Curator Talk: Makeda Best on “Containing Multitudes”
Please join us for a lecture and conversation with Makeda Best, Deputy Director of Curatorial Affairs at the Oakland Museum of California Art, and Casey Riley, Chair of Global Contemporary Art at Mia, in connection with the “Containing Multitudes” exhibition.
Like other American thinkers of the 19th century, Walt Whitman, through his writing, poetry, and the production of his own likenesses, envisioned an almost divine role for the daguerreotype—that its material and pictorial properties could contribute to a broader cultural project to recover proof of and to promote the validity of the nation’s providential origins and divine mission. Whitman declared himself devoted to “what is real about America”—to the people whose diversity of skills were literally constructing the nation in their image. This lecture draws on the photographs featured in “Containing Multitudes” to explore the omissions and legacies of visions such as Whitman’s, and the ways practitioners have envisioned and interpreted their truths about America and its promise.
Makeda Best is the Deputy Director of Curatorial Affairs at the Oakland Museum of California Art (OMCA), where she leads the Curatorial, Production, Design, and Collections Departments.
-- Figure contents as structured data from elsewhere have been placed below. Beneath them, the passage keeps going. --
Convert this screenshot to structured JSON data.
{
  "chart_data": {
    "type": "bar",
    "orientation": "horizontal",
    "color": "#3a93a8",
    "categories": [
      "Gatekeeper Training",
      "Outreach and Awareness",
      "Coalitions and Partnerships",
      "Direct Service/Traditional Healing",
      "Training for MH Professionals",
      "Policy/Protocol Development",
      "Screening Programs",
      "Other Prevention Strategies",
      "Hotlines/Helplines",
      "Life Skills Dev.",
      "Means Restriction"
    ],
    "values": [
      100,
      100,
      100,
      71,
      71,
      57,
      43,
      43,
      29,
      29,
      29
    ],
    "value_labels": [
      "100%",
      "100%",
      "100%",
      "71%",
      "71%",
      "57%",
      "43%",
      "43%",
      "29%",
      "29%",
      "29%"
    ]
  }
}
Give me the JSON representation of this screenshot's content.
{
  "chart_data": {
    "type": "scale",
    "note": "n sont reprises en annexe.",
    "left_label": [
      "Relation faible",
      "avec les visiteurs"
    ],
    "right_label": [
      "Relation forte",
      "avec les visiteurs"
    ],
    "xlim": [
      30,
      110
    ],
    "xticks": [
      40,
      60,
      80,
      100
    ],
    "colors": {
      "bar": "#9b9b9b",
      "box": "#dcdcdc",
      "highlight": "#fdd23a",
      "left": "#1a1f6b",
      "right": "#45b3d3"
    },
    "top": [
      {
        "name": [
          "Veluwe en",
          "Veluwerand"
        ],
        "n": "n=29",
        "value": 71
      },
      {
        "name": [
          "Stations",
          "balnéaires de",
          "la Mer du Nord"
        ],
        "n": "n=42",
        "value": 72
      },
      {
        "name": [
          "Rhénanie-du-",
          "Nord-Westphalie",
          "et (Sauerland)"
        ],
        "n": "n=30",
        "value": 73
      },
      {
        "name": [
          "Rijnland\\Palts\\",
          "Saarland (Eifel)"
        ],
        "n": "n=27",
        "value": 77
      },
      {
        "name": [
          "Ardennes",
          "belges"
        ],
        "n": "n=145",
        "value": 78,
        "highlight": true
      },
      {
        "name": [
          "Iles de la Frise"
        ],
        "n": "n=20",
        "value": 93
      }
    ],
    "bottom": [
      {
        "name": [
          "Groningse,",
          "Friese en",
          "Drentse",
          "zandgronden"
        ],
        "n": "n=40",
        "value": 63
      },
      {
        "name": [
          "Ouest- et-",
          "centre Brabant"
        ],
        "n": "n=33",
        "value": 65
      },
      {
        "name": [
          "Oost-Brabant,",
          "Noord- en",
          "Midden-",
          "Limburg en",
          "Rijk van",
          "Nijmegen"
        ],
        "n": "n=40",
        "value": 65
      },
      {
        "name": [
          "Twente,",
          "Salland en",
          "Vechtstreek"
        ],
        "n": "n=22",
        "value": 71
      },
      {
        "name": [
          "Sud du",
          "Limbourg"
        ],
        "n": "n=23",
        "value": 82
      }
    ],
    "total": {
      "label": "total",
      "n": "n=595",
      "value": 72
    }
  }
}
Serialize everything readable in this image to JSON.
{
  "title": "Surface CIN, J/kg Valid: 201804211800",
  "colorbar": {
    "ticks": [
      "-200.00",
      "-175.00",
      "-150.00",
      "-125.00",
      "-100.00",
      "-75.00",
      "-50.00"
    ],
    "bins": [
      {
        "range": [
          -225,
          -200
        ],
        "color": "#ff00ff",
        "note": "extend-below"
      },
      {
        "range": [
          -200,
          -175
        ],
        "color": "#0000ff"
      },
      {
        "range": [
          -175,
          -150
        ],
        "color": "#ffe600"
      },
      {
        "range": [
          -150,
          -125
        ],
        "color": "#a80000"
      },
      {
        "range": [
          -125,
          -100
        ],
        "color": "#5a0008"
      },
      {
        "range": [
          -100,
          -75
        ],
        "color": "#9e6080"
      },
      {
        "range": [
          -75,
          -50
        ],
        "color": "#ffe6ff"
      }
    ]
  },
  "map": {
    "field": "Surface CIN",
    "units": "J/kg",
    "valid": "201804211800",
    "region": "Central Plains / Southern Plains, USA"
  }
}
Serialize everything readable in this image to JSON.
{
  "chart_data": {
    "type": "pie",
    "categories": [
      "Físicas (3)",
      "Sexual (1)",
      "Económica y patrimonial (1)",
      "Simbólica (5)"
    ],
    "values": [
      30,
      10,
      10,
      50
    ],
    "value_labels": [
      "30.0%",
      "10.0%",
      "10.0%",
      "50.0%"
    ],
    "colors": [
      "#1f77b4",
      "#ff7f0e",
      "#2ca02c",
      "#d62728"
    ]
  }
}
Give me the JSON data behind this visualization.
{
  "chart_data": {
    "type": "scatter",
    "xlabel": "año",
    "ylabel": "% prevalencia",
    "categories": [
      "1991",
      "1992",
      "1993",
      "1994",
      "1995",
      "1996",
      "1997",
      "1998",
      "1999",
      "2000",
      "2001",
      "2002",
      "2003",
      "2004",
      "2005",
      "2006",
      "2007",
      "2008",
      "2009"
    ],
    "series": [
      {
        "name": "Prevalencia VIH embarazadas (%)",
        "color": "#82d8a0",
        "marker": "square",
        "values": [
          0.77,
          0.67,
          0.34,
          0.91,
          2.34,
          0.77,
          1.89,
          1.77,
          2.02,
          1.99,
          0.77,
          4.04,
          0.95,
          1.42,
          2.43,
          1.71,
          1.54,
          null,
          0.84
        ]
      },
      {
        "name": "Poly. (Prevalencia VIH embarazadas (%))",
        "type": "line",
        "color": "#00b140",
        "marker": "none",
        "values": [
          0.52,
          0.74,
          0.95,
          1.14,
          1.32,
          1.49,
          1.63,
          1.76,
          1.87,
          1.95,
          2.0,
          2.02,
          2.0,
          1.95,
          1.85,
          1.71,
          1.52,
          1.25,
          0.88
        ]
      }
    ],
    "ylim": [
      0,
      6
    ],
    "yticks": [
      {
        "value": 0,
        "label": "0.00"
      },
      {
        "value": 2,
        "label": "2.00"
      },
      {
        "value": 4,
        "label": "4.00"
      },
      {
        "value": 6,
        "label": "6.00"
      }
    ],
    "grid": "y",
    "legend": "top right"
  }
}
A photography scholar, Best’s most recent exhibition, “American Job: 1940–2011,” was shown at the International Center for Photography, New York in 2025. Best formerly served as the Richard L. Menschel Curator of Photography at the Harvard Art Museums, where she curated numerous acclaimed exhibitions, including “Devour the Land: War and American Landscape Photography Since 1970” and “Time Is Now: Photography and Social Change in James Baldwin’s America.” Her curatorial practice centers on photography, documentary, history, social change, and expanding representation within museum collections. A widely published scholar and award-winning educator, she is the author of Elevate the Masses: Alexander Gardner, Photography and Democracy in 19th Century America and recipient of the 2022 Paris Photo–Aperture Photography Catalogue of the Year Award.